The wind wailed; as if it sensed some disaster we overlooked. Before I could grasp its significance, the dark clouds stormed into prominence and the rain poured, forming a muddy puddle near the pavement. There were no pedestrians in sight; only vehicles. As the rain gathered momentum, I saw a girl in early teens walking with a smaller child, probably her younger brother. They did not wear a raincoat and carried no umbrella as the fierce rain soaked their uniforms. They stood near the muddy pavement. The girl, in a desperate bid to shield her little brother, held her school bag over his head. When it did not work, she hugged him close, attempting to cover a part of him, while the rain drenched her completely. Passing vehicles soaked her mercilessly with mud.

Drenched nest

heavy torrents

melt into drops

This was written for the Ligo Haibun Challenge, inspired by the quote by E.E. Cummings, ‘The world is mud-luscious and puddle-wonderful.’

I have tried to explore humanity in a rainy city. Now would you like to write a narrative, which displays admiration, nostalgia or desire for the muddy earth. This quote has a lot of scope, does it not? Take your time to go through the challenge and other contributions. Start with a small stanza or two followed by a haiku. It is a learning exercise and fun; we will grow with time and practice. Do try this out. Good luck.

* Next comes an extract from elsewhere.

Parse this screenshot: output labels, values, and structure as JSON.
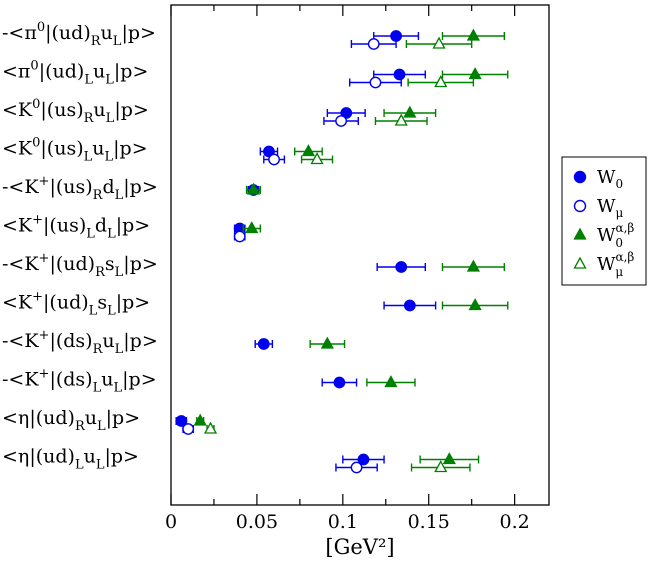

34 thoughts on “The Girl and Her Brother – Ligo Haibun Challenge

  1. You write in a way that reminds me somewhat of Hemingway, or even a lot. It is a very deceptive, captivating way that immerses the reader in your text…in fact, I’m slightly envious of how you arrange your text! I have such a hard time ending sentences, with my comma after comma, and then getting to the next one, so I am amazed to see it flow so effortlessly here! Tell me it was hard work, please!!
    Really, this was a pleasure to read.

    • Hi Pirate, Certainly put a bit of thinking here than the usual. It is the only way in which I am capable of writing. I should move away from P.G. Wodehouse and John Grisham and start reading Hemingway’s novels:) You are always kind and demonstrative in your appreciation. And this makes us, writers, feel good and encouraged. Thank you for this!

  2. A wonderful haibun, Nightlake. Great take on the prompt. I really enjoyed reading your words. They flow, carrying heartache and daily struggles along with the telling of the story. Excellent haiku also! 🙂

  3. In the city mud seems to be a different flavor than in the country. As it collects in curbs and runs into sewers… and splashes on those unprepared. One can only hope that once home these children were rewarded for their attempts get home safely. Kudos.

    And thanks for stopping by my haibun.